Bullions counter may trade on upside path as yellow metal rose for a fourth consecutive session and hit a more than six-month high
BULLIONS
Bullions counter may trade on upside path as yellow metal rose for a fourth consecutive session and hit a more than six-month high, driven by a retreating dollar and expectations that the U.S. Federal Reserve has finished hiking interest rates. Gold (Feb) can move in range of 62600-63000 while Silver (Mar) also can move in range of 76600-77600. Fed policymakers look increasingly comfortable closing out the year with interest rates on hold and waiting before cutting them. Lower rates reduce the opportunity cost of holding non-interest-bearing bullion.
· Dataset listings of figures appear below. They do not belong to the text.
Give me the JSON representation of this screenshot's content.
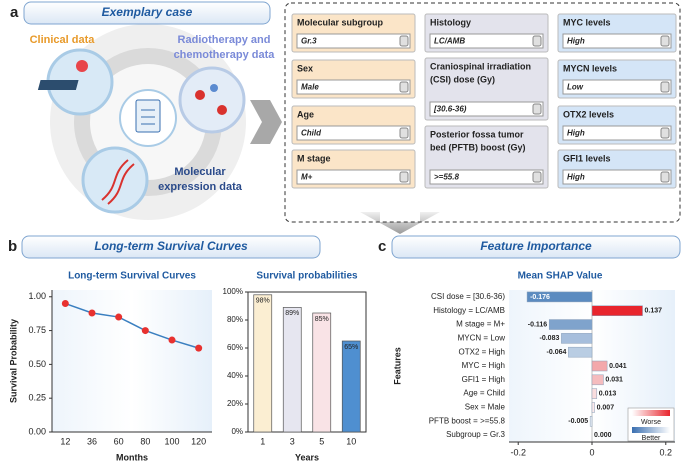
{
  "panel_a": {
    "letter": "a",
    "title": "Exemplary case",
    "sources": [
      {
        "lines": [
          "Clinical data"
        ]
      },
      {
        "lines": [
          "Radiotherapy and",
          "chemotherapy data"
        ]
      },
      {
        "lines": [
          "Molecular",
          "expression data"
        ]
      }
    ],
    "fields": [
      {
        "label": [
          "Molecular subgroup"
        ],
        "value": "Gr.3"
      },
      {
        "label": [
          "Sex"
        ],
        "value": "Male"
      },
      {
        "label": [
          "Age"
        ],
        "value": "Child"
      },
      {
        "label": [
          "M stage"
        ],
        "value": "M+"
      },
      {
        "label": [
          "Histology"
        ],
        "value": "LC/AMB"
      },
      {
        "label": [
          "Craniospinal irradiation",
          "(CSI) dose (Gy)"
        ],
        "value": "[30.6-36)"
      },
      {
        "label": [
          "Posterior fossa tumor",
          "bed (PFTB) boost (Gy)"
        ],
        "value": ">=55.8"
      },
      {
        "label": [
          "MYC levels"
        ],
        "value": "High"
      },
      {
        "label": [
          "MYCN levels"
        ],
        "value": "Low"
      },
      {
        "label": [
          "OTX2 levels"
        ],
        "value": "High"
      },
      {
        "label": [
          "GFI1 levels"
        ],
        "value": "High"
      }
    ]
  },
  "chart_data": [
    {
      "type": "line",
      "letter": "b",
      "panel_title": "Long-term Survival Curves",
      "title": "Long-term Survival Curves",
      "categories": [
        "12",
        "36",
        "60",
        "80",
        "100",
        "120"
      ],
      "values": [
        0.95,
        0.88,
        0.85,
        0.75,
        0.68,
        0.62
      ],
      "color": "#3a7fc0",
      "marker_color": "#e8312f",
      "xlabel": "Months",
      "ylabel": "Survival Probability",
      "ylim": [
        0,
        1.05
      ],
      "yticks": [
        {
          "value": 0,
          "label": "0.00"
        },
        {
          "value": 0.25,
          "label": "0.25"
        },
        {
          "value": 0.5,
          "label": "0.50"
        },
        {
          "value": 0.75,
          "label": "0.75"
        },
        {
          "value": 1,
          "label": "1.00"
        }
      ]
    },
    {
      "type": "bar",
      "title": "Survival probabilities",
      "categories": [
        "1",
        "3",
        "5",
        "10"
      ],
      "values": [
        98,
        89,
        85,
        65
      ],
      "value_labels": [
        "98%",
        "89%",
        "85%",
        "65%"
      ],
      "colors": [
        "#fbeed2",
        "#e6e6f0",
        "#f9e3e6",
        "#4f8fd0"
      ],
      "xlabel": "Years",
      "ylim": [
        0,
        100
      ],
      "yticks": [
        {
          "value": 0,
          "label": "0%"
        },
        {
          "value": 20,
          "label": "20%"
        },
        {
          "value": 40,
          "label": "40%"
        },
        {
          "value": 60,
          "label": "60%"
        },
        {
          "value": 80,
          "label": "80%"
        },
        {
          "value": 100,
          "label": "100%"
        }
      ]
    },
    {
      "type": "barh",
      "letter": "c",
      "panel_title": "Feature Importance",
      "title": "Mean SHAP Value",
      "ylabel": "Features",
      "categories": [
        "CSI dose = [30.6-36)",
        "Histology = LC/AMB",
        "M stage = M+",
        "MYCN = Low",
        "OTX2 = High",
        "MYC = High",
        "GFI1 = High",
        "Age = Child",
        "Sex = Male",
        "PFTB boost = >=55.8",
        "Subgroup = Gr.3"
      ],
      "values": [
        -0.176,
        0.137,
        -0.116,
        -0.083,
        -0.064,
        0.041,
        0.031,
        0.013,
        0.007,
        -0.005,
        0
      ],
      "value_labels": [
        "-0.176",
        "0.137",
        "-0.116",
        "-0.083",
        "-0.064",
        "0.041",
        "0.031",
        "0.013",
        "0.007",
        "-0.005",
        "0.000"
      ],
      "colors": [
        "#5b8bc0",
        "#e8252d",
        "#7fa3cc",
        "#a6bedc",
        "#b9cde3",
        "#f3a8ab",
        "#f5bcbe",
        "#f9dcdd",
        "#fbe9ea",
        "#eef2f7",
        "#ffffff"
      ],
      "xlim": [
        -0.225,
        0.225
      ],
      "xticks": [
        -0.2,
        0,
        0.2
      ],
      "legend": {
        "high": "Worse",
        "low": "Better"
      }
    }
  ]
}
Investors will monitor Thursday’s U.S. Personal Consumption Expenditures (PCE) data, the Fed’s preferred inflation indicator. The focus is also on the revised U.S. third-quarter GDP figures scheduled for Wednesday.
BASE METALS
In base metal counter, Copper can move on subdued path as it can move in range of 716-725. China’s imports of refined copper have quietly accelerated over recent months, taking volumes to a year-to-date high in October. Inbound flows have been boosted by catch-up shipments from the Democratic Republic of Congo, where China’s CMOC Group was blocked from exporting between June last year and April this year during a prolonged stand-off with the government over taxes. Aluminum can move sideways in range of 200-204. Zinc can move downside in range of 223-228. China imported 353,000 metric tons of refined copper in October, which was the highest monthly volume this year. Cumulative imports of 2.99 million tons over the first 10 months were just 4% below last year’s tally, or 6% on a net basis factoring in slightly higher exports this year.
ENERGY
Crude oil may witness upside movement as it may move in range of 6420-6520. Oil prices fell in early on weaker-than-expected Chinese manufacturing data, but investors maintained caution ahead of an OPEC+ meeting where production cuts are expected. China’s manufacturing activity contracted for a second straight month in November and at a quicker pace than expected, an official factory survey showed on Thursday, suggesting more policy support measures are needed to help shore up economic growth in the world’s largest oil importer. The official purchasing managers’ index (PMI) fell to 49.4 in November from 49.5 in October, staying below the 50-point level demarcating contraction from expansion. The U.S. Energy Information Administration on Wednesday reported a surprise build in U.S. crude oil and distillate fuel stocks last week, indicating weak demand. Natural gas prices may slip lower as it can move in range of 225-242.